What went unsaid was the extent to which jazz survives outside of-and sometimes in spite of-such generous allocations. Walking from the Grand Ballroom to the Hilton lobby, conference-goers encountered the sound of the 14-year-old Italian alto saxophonist Francesco Cafiso, recipient of an "International Jazz Award" cosponsored by the IAJE and the International Jazz Festivals Organization. Arrangements had been made to feature Cafiso at the hotel bar with a rhythm section consisting of pianist James Williams, drummer Tony Reedus and bassist Ray Drummond, and the results were perfectly listenable. But the cutting-room floor is littered with former prodigies waylaid by their early promise. Cafiso's future success will depend less on his $5,000 prize and summer festival tour than on his ability to grow into a complete musician-a goal often at odds with industry hype.

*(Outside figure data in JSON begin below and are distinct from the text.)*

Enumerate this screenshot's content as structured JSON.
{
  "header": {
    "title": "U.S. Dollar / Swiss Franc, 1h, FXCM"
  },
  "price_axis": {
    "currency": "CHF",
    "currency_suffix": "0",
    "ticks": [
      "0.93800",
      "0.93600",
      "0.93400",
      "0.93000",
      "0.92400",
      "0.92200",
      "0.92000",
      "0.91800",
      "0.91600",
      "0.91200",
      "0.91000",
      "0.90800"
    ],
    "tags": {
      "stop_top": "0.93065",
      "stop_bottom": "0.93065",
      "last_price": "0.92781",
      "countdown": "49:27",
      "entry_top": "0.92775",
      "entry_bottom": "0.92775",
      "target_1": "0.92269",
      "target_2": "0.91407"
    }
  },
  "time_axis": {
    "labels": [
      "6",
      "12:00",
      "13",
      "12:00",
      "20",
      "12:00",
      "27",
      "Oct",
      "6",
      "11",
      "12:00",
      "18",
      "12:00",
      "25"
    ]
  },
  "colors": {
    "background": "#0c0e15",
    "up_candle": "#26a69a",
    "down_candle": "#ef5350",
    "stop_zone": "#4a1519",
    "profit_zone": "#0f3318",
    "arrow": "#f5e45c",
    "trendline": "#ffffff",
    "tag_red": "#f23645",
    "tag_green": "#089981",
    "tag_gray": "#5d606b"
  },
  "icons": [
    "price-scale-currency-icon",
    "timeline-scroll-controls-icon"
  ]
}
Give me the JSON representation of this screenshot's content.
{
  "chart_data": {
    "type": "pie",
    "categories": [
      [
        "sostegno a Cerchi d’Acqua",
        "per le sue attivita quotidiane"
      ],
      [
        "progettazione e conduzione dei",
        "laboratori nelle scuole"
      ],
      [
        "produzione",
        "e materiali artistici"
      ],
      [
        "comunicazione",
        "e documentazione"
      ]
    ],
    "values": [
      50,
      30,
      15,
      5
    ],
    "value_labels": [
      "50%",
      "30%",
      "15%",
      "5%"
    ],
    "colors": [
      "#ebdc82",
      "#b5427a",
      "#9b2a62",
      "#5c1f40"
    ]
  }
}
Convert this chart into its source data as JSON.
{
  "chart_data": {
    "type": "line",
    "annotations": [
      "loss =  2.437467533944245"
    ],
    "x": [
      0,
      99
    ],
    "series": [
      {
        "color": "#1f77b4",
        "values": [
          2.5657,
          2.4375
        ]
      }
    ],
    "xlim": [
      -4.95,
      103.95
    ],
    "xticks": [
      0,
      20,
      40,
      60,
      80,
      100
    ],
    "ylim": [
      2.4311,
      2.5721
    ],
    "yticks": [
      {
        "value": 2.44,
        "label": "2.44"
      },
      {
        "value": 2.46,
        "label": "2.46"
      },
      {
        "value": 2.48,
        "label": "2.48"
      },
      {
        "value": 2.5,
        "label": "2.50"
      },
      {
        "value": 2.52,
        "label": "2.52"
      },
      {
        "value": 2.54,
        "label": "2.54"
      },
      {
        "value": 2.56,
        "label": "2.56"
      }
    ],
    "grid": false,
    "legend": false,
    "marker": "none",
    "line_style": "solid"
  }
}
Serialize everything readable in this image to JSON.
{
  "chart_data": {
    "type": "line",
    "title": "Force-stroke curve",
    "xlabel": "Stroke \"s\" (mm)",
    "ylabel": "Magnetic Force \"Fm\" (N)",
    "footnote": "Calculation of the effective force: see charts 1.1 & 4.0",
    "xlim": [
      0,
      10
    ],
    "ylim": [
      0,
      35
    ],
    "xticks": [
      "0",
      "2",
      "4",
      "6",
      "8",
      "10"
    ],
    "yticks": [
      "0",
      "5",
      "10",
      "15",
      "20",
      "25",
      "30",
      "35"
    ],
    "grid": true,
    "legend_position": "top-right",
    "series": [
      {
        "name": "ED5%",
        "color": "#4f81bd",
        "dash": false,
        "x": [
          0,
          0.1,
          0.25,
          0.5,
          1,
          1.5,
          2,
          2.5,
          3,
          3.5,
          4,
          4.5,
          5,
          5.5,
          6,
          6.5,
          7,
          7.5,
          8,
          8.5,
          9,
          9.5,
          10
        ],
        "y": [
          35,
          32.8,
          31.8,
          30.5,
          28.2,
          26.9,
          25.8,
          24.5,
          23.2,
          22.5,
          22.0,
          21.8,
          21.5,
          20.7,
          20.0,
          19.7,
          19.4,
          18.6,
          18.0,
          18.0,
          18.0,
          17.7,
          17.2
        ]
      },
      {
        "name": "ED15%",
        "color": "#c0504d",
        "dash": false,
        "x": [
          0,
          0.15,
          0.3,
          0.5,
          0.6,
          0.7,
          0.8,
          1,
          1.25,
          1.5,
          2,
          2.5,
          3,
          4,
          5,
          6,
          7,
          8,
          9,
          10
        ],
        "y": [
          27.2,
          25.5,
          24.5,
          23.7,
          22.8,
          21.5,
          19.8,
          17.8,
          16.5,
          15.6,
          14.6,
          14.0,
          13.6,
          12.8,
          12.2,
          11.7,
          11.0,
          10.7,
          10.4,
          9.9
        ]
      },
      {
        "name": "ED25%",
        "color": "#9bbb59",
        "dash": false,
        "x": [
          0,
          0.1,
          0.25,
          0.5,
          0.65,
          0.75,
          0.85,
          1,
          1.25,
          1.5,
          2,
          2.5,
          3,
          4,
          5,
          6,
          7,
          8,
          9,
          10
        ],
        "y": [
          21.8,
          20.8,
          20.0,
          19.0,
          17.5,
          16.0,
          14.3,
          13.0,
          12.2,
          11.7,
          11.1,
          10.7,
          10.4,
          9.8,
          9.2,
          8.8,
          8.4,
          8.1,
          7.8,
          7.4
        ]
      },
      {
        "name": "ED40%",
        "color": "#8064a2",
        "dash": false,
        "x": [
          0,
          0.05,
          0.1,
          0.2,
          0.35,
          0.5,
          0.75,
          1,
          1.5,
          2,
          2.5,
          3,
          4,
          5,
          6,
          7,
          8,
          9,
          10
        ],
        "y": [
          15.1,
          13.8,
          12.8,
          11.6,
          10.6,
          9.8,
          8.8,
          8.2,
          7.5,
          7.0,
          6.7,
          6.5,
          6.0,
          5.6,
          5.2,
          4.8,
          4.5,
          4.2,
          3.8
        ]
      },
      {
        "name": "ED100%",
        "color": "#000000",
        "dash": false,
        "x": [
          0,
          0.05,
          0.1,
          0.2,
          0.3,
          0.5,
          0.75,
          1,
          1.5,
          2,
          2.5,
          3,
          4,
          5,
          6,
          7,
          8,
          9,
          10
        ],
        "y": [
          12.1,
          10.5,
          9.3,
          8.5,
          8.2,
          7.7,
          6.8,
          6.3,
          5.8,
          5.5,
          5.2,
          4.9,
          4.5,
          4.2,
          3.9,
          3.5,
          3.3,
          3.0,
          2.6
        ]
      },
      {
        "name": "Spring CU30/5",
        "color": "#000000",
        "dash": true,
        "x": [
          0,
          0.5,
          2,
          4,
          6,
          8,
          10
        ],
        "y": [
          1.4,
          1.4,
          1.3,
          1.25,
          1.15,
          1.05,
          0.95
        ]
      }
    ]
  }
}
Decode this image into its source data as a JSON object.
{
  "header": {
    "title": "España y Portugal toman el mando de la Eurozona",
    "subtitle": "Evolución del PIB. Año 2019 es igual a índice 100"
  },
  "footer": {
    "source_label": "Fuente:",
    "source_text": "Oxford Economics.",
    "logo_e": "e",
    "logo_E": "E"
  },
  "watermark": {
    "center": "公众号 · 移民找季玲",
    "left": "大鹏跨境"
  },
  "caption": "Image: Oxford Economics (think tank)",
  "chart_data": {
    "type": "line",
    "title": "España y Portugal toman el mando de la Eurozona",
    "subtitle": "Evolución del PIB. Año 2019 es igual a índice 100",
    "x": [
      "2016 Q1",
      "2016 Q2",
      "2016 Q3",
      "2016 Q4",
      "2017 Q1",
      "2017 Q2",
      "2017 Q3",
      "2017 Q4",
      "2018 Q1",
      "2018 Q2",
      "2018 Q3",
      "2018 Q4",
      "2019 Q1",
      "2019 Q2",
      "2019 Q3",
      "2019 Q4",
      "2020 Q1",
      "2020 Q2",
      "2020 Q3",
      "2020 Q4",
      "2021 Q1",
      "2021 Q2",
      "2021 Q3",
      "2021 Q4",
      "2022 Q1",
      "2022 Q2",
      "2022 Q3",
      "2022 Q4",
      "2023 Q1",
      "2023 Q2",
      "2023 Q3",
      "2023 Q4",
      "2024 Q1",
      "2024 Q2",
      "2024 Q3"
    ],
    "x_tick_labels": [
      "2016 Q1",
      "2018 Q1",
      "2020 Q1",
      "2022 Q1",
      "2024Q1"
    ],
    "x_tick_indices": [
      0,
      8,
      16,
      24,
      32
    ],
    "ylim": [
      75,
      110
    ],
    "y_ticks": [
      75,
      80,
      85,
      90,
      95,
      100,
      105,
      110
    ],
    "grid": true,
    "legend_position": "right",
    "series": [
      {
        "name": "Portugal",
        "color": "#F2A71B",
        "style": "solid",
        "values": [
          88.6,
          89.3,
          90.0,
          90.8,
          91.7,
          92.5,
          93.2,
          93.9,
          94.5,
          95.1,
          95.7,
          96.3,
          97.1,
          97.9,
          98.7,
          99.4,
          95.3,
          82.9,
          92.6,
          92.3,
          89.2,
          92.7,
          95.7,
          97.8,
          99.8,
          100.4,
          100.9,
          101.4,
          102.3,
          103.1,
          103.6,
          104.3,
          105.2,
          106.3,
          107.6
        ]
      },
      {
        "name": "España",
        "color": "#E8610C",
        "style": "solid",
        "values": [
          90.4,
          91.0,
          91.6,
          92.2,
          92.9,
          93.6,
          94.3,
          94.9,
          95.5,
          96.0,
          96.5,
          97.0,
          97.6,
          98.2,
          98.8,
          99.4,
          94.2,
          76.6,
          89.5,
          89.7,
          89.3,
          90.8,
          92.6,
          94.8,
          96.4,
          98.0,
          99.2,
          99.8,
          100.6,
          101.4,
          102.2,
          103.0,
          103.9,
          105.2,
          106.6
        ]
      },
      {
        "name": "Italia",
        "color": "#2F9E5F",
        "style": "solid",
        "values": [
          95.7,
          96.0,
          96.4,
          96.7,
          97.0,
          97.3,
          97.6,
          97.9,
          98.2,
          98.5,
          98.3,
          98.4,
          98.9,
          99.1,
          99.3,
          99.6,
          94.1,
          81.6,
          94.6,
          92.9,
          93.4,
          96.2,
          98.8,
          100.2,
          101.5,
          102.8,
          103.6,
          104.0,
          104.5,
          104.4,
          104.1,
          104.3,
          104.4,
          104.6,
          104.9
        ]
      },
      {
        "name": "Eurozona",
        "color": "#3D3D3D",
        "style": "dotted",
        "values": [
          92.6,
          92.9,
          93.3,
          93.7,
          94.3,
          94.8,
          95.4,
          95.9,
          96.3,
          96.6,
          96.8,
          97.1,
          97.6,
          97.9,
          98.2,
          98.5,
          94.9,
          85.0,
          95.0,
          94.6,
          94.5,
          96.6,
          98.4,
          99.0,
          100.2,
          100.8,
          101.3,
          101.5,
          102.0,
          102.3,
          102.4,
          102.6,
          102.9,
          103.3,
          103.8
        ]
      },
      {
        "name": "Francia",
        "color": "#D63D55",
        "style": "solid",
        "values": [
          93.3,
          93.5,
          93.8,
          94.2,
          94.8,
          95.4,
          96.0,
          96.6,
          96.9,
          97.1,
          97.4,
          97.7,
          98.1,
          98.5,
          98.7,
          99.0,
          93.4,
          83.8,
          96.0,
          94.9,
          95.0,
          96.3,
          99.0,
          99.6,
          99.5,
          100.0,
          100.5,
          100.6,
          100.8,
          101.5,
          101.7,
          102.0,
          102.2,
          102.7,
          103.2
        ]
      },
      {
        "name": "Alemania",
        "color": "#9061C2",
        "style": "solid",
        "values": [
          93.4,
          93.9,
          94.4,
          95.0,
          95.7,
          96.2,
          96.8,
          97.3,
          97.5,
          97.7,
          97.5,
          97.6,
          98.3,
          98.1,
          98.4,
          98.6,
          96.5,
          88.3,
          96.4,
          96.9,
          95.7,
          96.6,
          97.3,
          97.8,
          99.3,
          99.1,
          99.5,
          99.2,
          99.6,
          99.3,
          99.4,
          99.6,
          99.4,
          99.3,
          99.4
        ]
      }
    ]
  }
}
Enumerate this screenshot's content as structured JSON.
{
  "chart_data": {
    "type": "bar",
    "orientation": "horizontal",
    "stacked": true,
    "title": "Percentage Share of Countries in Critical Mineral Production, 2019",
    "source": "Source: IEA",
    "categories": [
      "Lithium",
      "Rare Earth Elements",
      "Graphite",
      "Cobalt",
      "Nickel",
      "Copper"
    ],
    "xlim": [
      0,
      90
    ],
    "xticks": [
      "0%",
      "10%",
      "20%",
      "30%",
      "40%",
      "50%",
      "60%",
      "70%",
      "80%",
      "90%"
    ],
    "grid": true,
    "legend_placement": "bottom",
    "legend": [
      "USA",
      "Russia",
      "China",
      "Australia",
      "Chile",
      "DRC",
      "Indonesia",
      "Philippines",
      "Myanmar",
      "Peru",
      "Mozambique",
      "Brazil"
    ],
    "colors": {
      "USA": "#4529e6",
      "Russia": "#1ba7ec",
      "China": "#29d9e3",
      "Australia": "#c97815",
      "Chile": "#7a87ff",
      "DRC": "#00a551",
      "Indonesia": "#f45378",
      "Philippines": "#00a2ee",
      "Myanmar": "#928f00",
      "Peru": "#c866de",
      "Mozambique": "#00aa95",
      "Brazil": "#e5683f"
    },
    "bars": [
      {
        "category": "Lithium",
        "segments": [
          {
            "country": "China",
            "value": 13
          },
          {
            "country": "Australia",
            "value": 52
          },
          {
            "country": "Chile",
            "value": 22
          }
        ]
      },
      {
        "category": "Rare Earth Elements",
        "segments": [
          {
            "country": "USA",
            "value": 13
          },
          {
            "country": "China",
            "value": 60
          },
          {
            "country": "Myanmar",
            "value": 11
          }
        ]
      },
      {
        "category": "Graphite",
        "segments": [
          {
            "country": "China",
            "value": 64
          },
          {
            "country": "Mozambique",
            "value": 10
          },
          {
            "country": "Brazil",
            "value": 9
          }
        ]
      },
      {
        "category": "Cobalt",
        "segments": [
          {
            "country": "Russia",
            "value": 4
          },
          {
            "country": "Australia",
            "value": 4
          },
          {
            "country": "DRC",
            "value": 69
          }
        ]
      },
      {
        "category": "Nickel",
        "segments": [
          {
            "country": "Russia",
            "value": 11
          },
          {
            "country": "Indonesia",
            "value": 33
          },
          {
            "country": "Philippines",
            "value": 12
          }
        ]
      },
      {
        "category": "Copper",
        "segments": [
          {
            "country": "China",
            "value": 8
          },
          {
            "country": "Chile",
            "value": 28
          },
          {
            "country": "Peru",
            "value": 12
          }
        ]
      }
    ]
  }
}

That topic surfaced at the panel moderated by Kurt Elling and featuring Charlie Hunter, Dave Douglas, Don Byron, Stefon Harris and Maria Schneider. This was the IAJE's Grammy Soundtable-a fact made obvious by the presence of an enormous gramophone statue onstage, its horn pointed at Schneider's left ear as if she were Nipper, the old RCA terrier. The panel was stocked with award-winners and poll-toppers-artists whose experiences both with and without major-label exposure provided ample fodder for a discussion about heeding the muse. The consensus, not surprisingly, was that the music has to be its own reward. "You can try and sell out all you want," quipped Hunter at one point. "No one's buying it today."

Gallows humor aside, jazz's big weekend reinforced the idea that the art continues to endure, to grow and evolve, despite whatever marginal spaces it may claim. Over 2,000 listeners turned up for the weekend's final concert, which featured the Sisters in Jazz Collegiate All-Stars, Nicholas Payton's Sonic Trance and the spit-and-polish Vanguard Jazz Orchestra. And at almost any given moment in the conference, a jazz fan could take his or her pick of clinics, workshops and performances-and still have the nagging feeling that somewhere, something important was being missed.

Strangely enough, though, my most encouraging IAJE moments occurred as I traveled the wind-swept corridor connecting Seventh Avenue and Sixth, one hotel to the next. It was in those solitary, interstitial minutes that the cacophony of the conference was replaced by reflection-on the rigors and attendant pleasures of this music that, for whatever reasons, we all love.